Grave Lines + Dystopian Future Movies w/ Sūrya + Lowen
@ The Black Heart, Camden Town, London
9th February 2019
Review & Photography by Ryan Whitwell / Shotison.com
A great line-up tonight at Camden’s Black Heart, with lots of doomy, sludgy treats for the ears on offer! Grave Lines and Dystopian Future Movies recently released a split EP/collaboration, “Beholden To The Flame”, plus there were a couple of collaborative moments on stage tonight, but there were also a couple of support acts to join the celebration of the new EP in the forms of Lowen and Sūrya.
First to play were Lowen. The vocal talent is the first thing that stands out with this band, not least because the opening bars of their set was singer Nina Saeidi singing solo. It’s also how Lowen’s debut album from last year, “A Crypt In The Stars”, opens.
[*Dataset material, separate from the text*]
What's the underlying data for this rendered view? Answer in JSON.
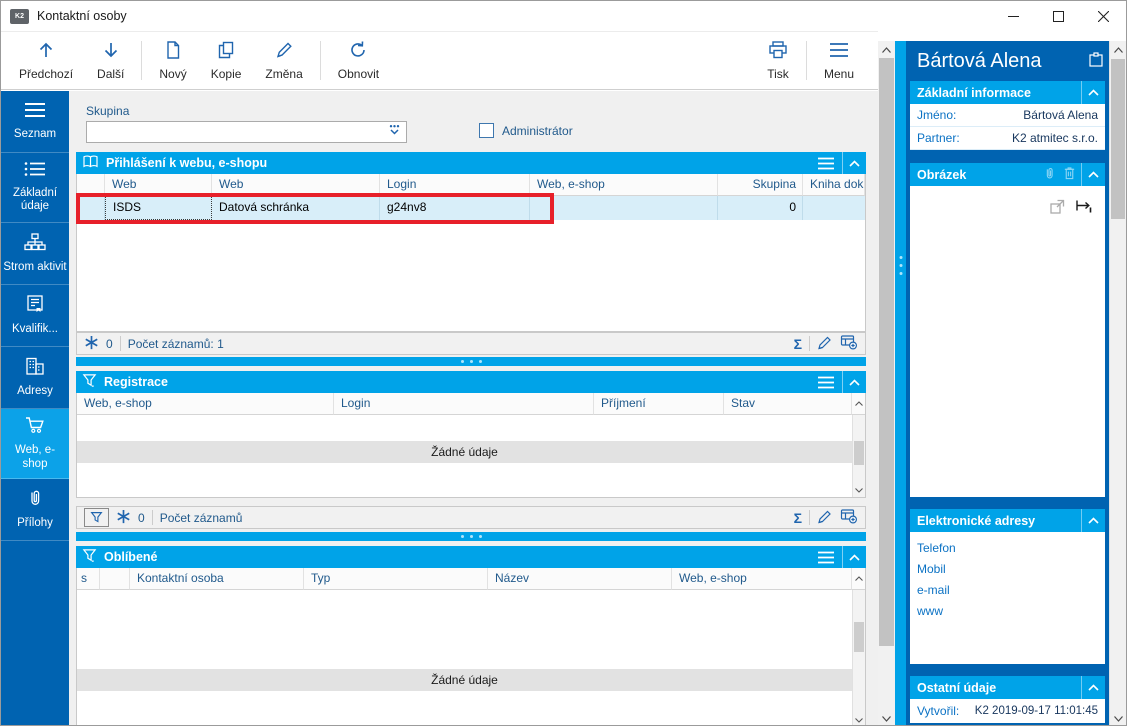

It’s a great way to announce the set has begun.
The “Middle Eastern epoch inspired doom” that the event page described them as playing certainly came through and is a great dimension to the band’s sound. Guitarist Shem Lucas offered up plenty of energy with hair flying during each number.
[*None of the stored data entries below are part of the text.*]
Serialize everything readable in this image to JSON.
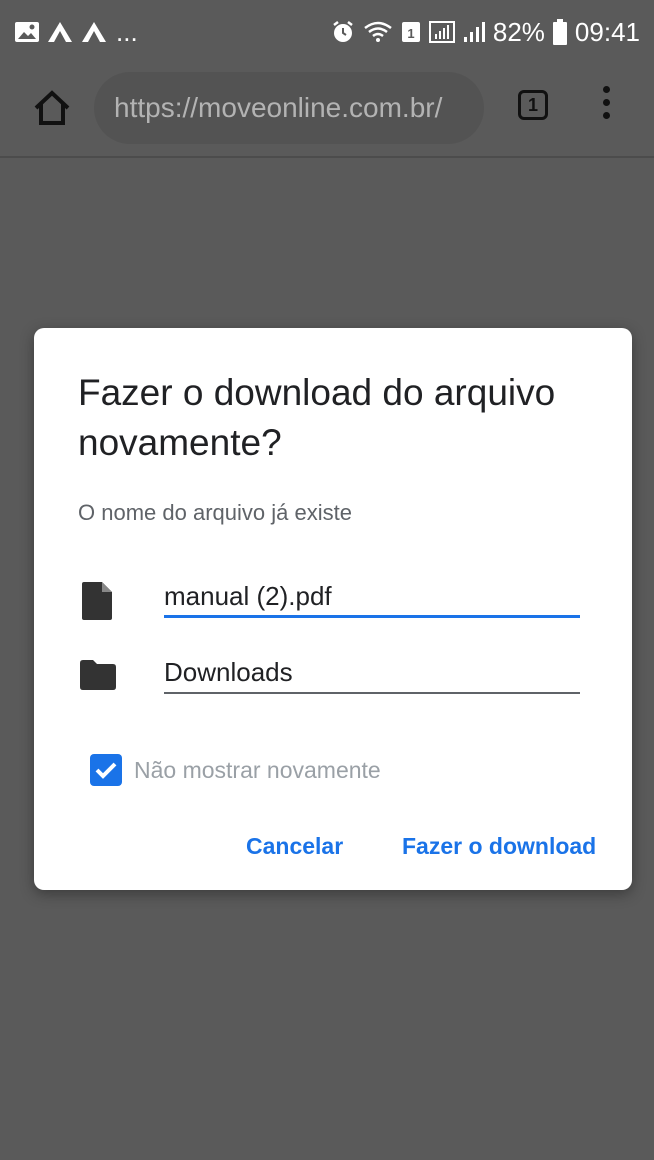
{
  "status_bar": {
    "dots": "...",
    "battery_percent": "82%",
    "time": "09:41"
  },
  "browser": {
    "url": "https://moveonline.com.br/",
    "tab_count": "1"
  },
  "dialog": {
    "title": "Fazer o download do arquivo novamente?",
    "subtitle": "O nome do arquivo já existe",
    "filename": "manual (2).pdf",
    "location": "Downloads",
    "checkbox_label": "Não mostrar novamente",
    "checkbox_checked": true,
    "cancel_label": "Cancelar",
    "download_label": "Fazer o download"
  },
  "colors": {
    "accent": "#1a73e8",
    "scrim": "#5a5a5a"
  }
}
The set featured some great numbers with a good mix of loud crescendo moments and more sombre sections. Overall, it was relatively lively compared to the bands that were due to follow Lowen. The set came around full circle with the final notes being reminiscent of the opening vocal solo, as Nina was left alone to close the set.
Sūrya have a great, big, sludgey doom sound that I love. Lots of drawn out phrases with a few sections of voice over from news programs with some disturbing messages that fit the tone of the band very well.
Visually we were confronted with dim lights and a projector showing a whole host of archive footage, newsreels and a few abstract bits. It was a great way to create an unnerving mood that the music added to.
Distress and despair seemed to be the emotions I was getting from the band’s music (which is what I expected), and the minimal vocals, when present, only added to that feeling.
At times numbers seemed to blend into one another, which maintained the atmosphere throughout much of the set. If you like your sludge more instrumental but with that same feeling of despair that a lot in the genre have, you should check out the band’s 2016 album, Apocalypse A . D. (It’s on Bandcamp)
Dystopian Future Movies are a tough one to categorise. They are doom, but a touch more mellow, with Caroline Cawley’s vocals inspiring a haunting vibe. The set shifted between heavy and light, often within the same song, but maintained a feeling that was befitting of this evening filled with macabre tones.
The experimental sounds emanating from the amps was rather hypnotic, but also a little unnerving as the lack of rigid rhythms allowed “unpredictable” to be added to the list of adjectives that describe the band’s sound.
Grave Lines front man Jake Harding joined for penultimate number ‘Beholden’ (From the new EP), which oozed a great feeling of some kind of imposing dread. The two harmonising vocal tones really worked well together on stage and really sold the EP for me (that I hadn’t listened to before the gig).
Grave Lines would push the curfew to the edge with a powerful set. Plenty of heavy hitters and dark headbangers in the set tonight.
Singer Jake seemed to throw himself into this one, with pained expressions and anger-ridden vocals. Guitarist Oli was also very expressive, moving constantly to the front and back of the stage space like a caged lion when not focusing on banging out some hefty riffs for tracks like the final number ‘The Greae’.
Bassist Matt and drummer Julia were more contained and reserved in their presentation but the hard hitting heavy rhythms were far from ‘reserved’.
Caroline of Dystopian Future Movies was invited for a number, which, like earlier, sounded great. The added harmonies created another layer to the track.
Drummer Julie also moved to the front of the stage for a vocal performance before returning to the back to provide the synth of Loathe/Displace from the band’s 2018 album ‘Fed Into The Nihilist Engine‘ (one of my personal favourite albums from last year).
No time for encores, but I was pretty satisfied after four excellent examples of macabre doom, experimental tones, and the occasional dirty riff!